The script generator uses the type mappings to generate the scripts. In addition to plain attributes, the semantic model can contain additional attribute types (which have a special meaning). These attributes are the specialization block and the relation. These two attributes require the special handling as described earlier (when translating to the relational model) as these concepts are unknown or different in the world of a relational database.

Generated output scripts
Before generating the database scripts, Semanta Modeler will check the consistency of the model. When errors are found, the export cannot proceed. You can trigger the consistency check manually by using the Check model option from the Model toolbar. This check can generate errors, warnings and hints in order to guide you in creating a correct database model.

Once the model is found to be correct, we can start the generation of scripts. When generating scripts for a full database (creating a new database from scratch), Semanta Modeler will generate a number of scripts for you (which scripts are available also depend on the choosen target database, as not each database supports all concepts):



These scripts contain the following:
  • Create table script: This script contains the DDL statements for the creation of all tables in the model (as described above).
  • Create index script:This script contains the DDL statements for the creation of additional indexes which have been defined in the model. In addition it will automatically include an index on every foreign key and specialization block in the model (when not defined in the model).
  • Create view script: This script contains the DDL statements for the creation of database views for each of the specializations in the model. Each view is defined as a selection on the generalization table, with a filter on the specialization block field. It will also only contain the columns applicable to the specialization.
  • Create triggers script:This script contains the code to guard the specialization's mandatory fields and the relations to specializations (as described above).
  • Create sequences script: This script contains the DDL statements for the creation of database sequence objects. When attributes in the domain have been defined to be auto-incrementing, some database implementations need a sequence object to generate the numbers for these fields. Semanta Modeler will create a sequence for each auto-incrementing field in the model.
  • Create comments script:This script contains the code to add the object and attribute comments from the model on the target database DDL. After running this script, a database DBA or developer can see the model comments in tools like Oracle SQL developer or Microsoft SQL Server Management Studio.
  • Create sample data script: This script contains INSERT statements for demo data which has been entered as part of the model.
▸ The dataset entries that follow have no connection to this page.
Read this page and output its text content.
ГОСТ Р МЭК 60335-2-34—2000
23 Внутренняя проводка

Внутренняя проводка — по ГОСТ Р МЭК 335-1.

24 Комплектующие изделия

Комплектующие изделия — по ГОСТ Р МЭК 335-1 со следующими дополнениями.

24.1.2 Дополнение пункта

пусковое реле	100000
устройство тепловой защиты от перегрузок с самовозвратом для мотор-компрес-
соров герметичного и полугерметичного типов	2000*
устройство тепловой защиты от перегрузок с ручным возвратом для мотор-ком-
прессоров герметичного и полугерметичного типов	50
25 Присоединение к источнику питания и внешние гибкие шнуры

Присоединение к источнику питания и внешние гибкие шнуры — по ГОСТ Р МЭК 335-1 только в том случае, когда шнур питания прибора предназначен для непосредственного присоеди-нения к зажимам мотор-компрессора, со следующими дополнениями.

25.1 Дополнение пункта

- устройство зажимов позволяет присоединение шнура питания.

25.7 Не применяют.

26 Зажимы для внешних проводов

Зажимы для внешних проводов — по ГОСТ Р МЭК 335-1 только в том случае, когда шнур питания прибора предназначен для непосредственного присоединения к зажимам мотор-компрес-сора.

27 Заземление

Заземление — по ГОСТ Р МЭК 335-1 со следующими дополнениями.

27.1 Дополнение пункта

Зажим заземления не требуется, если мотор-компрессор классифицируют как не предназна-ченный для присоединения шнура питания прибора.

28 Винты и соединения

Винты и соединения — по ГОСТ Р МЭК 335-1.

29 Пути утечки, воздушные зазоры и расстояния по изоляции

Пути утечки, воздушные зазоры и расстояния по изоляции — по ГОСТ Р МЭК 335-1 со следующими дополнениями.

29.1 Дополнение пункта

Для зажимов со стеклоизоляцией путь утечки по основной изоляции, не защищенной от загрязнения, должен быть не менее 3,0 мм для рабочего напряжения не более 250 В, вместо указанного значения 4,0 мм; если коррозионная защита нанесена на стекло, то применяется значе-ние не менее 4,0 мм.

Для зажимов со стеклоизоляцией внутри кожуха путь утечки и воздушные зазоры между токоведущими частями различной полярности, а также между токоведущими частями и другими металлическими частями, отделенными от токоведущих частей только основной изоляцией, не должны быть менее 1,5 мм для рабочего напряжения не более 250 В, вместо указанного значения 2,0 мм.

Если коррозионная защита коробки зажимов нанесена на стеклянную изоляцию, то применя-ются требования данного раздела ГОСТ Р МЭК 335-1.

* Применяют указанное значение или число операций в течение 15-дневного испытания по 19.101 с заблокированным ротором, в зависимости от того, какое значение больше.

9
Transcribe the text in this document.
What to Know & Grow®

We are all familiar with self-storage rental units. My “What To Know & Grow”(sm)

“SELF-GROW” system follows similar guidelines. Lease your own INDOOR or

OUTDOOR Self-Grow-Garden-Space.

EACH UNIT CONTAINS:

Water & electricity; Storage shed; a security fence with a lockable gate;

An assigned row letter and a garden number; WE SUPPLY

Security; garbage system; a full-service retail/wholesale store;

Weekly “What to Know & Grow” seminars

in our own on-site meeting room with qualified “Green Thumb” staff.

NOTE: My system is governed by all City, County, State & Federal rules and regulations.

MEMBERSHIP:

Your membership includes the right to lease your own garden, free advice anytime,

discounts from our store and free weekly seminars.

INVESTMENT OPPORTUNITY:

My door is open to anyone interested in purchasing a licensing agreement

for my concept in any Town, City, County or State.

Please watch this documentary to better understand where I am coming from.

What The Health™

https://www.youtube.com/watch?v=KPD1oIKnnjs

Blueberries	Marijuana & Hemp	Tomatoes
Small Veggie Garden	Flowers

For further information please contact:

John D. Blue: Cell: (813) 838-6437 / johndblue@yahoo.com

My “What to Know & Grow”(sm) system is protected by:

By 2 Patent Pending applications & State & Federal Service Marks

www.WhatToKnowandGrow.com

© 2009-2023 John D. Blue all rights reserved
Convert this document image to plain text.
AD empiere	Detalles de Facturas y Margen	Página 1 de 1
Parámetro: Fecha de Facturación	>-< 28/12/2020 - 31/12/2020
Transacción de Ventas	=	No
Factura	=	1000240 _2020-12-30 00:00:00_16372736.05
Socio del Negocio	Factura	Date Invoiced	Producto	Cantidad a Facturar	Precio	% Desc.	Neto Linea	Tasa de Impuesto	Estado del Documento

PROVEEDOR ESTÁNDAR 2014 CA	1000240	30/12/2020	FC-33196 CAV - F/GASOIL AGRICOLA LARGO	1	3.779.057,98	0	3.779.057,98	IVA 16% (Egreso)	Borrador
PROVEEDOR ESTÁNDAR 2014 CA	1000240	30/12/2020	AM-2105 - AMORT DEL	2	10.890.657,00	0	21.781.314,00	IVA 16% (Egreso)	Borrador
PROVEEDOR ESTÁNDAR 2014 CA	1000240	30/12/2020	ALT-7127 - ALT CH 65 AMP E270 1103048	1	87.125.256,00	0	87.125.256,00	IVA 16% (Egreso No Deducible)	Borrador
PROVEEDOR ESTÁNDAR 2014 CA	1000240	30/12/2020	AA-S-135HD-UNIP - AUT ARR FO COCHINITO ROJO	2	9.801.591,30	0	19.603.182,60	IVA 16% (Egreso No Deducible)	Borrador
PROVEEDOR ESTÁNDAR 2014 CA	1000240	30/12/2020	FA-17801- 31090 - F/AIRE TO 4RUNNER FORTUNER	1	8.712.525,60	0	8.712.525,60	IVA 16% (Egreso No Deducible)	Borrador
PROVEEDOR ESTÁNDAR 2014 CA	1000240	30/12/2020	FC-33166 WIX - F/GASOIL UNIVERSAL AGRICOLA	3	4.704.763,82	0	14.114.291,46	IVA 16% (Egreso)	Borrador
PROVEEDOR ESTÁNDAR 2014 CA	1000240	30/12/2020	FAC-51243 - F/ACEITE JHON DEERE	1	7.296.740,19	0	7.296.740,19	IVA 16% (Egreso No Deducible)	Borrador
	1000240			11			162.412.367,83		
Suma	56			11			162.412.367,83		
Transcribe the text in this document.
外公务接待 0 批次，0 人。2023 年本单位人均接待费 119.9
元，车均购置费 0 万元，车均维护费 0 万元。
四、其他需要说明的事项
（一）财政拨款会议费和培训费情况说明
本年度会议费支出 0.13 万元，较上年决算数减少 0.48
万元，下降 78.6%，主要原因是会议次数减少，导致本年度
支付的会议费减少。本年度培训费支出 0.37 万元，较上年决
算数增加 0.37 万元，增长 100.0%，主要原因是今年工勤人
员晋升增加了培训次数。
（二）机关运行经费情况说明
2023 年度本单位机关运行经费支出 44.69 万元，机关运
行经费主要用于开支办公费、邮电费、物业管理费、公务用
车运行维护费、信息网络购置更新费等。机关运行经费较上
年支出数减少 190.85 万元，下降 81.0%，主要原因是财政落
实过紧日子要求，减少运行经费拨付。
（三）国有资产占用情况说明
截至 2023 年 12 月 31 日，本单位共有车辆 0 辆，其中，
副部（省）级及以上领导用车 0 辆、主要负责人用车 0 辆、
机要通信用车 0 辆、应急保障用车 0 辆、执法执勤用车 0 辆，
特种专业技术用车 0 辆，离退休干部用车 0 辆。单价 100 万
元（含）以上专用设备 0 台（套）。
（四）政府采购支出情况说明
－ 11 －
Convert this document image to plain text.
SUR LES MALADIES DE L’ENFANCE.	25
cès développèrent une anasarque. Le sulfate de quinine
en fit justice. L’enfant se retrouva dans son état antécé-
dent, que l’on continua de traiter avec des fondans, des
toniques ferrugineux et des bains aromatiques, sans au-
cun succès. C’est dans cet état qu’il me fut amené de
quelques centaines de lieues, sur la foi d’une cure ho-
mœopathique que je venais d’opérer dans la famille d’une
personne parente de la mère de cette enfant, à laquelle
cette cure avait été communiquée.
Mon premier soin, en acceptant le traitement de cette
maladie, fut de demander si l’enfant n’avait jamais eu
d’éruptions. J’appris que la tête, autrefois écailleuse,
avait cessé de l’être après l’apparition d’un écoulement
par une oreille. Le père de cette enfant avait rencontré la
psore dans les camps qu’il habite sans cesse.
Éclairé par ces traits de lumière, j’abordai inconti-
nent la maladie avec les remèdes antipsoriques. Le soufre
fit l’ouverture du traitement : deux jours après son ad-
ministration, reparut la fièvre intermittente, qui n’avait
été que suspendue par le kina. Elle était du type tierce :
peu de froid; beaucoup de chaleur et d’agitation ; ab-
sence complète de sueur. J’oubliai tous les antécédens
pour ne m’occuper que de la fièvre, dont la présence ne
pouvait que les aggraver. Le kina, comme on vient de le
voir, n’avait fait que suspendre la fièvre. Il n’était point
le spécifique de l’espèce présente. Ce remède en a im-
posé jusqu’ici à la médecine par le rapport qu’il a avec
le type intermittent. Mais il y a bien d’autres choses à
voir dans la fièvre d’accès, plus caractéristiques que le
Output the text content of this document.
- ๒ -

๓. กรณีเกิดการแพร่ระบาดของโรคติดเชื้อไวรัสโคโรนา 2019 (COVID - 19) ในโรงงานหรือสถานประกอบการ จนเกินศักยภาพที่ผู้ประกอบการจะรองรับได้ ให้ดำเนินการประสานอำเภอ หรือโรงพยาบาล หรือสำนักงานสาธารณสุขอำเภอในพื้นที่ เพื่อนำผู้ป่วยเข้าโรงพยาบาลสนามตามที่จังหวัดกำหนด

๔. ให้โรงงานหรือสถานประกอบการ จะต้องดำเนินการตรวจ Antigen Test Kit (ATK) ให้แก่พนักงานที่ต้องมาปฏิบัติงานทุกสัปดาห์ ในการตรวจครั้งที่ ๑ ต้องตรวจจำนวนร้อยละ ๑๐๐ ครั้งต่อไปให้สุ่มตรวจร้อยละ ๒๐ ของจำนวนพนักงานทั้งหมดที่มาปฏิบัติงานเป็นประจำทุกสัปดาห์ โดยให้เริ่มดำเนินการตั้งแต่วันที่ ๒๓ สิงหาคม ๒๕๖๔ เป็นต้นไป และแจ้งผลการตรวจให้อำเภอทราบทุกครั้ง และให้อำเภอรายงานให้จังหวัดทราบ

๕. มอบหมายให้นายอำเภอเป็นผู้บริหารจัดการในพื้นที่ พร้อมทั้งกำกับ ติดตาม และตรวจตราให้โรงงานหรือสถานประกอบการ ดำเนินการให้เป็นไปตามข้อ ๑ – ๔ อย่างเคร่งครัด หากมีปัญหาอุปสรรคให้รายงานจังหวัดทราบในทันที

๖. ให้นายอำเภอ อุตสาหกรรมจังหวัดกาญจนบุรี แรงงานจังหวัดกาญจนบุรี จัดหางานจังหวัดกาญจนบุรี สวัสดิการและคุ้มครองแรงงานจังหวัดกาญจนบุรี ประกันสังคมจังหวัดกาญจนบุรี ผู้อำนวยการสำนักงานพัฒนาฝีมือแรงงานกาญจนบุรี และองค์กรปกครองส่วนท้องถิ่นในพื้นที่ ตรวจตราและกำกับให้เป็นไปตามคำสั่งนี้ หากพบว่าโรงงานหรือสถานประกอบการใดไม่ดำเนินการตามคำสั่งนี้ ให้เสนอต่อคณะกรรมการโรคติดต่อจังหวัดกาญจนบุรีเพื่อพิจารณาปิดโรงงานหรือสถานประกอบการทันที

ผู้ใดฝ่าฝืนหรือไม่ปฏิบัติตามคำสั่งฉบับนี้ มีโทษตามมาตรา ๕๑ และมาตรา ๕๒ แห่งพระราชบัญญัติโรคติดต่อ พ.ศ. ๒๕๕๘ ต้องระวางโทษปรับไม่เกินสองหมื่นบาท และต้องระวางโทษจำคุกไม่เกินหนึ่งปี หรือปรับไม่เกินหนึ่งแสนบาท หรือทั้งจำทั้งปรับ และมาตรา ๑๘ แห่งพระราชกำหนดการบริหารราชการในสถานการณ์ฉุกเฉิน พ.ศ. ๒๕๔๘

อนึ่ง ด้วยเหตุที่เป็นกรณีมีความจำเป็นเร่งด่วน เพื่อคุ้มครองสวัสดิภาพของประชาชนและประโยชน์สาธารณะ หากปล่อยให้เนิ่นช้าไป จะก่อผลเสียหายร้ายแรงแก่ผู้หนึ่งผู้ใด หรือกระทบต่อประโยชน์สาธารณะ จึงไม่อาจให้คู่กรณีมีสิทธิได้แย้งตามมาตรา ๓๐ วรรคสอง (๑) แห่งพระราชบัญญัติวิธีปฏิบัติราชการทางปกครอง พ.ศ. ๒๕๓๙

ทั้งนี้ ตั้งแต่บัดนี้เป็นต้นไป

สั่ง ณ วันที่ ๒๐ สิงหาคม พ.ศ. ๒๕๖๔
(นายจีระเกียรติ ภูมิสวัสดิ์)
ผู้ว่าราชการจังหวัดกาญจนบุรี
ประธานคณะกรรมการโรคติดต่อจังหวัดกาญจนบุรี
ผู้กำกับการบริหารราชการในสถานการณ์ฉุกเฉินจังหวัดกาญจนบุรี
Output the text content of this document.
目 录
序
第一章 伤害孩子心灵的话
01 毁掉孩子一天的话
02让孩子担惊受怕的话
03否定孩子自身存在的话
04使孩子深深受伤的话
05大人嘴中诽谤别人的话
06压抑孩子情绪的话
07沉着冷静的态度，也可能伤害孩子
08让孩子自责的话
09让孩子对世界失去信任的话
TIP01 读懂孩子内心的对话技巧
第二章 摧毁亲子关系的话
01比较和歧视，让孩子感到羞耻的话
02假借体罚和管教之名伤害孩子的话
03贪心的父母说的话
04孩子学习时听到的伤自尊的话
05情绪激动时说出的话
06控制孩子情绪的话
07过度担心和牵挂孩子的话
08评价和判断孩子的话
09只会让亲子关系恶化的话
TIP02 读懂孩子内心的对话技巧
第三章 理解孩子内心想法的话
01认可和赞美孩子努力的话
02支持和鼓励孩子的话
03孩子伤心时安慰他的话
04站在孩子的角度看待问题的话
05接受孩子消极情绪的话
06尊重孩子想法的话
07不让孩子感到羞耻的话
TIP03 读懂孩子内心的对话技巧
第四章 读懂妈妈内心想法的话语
Full script export versus version migration
When generating a database script, Semanta Modeler offers the option to generate scripts for creating a new database, or to generate a migration script between two versions of the model (so it will migrate the existing database to the new version of the model). Using the latter scripts, it is possible to apply changes to the model to an existing database.

The assumption for the migration script will always be that the current state of the database is 100% equal to the scripts generated by Semanta Modeler for the old version. The aim of the migration scripts is to maintain the existing data as much as possible. As these kind of migrations can become quite complex, not all situations can be handled, but the script attempts to give a very useful starting point.

The basis for the version migration is formed by the version compare tool (which is also available as a report in the semantic modeler). The migration script generator will combine the version differences (as found by the version compare tool) with the generated relation model, and generate the necessary DDL statements to update the target database.

A last useful tip: breaking a complex migration into several smaller steps (using multiple intermediate versions), will increase the ability of Semanta Modeler to generate a correct migration automatically for you.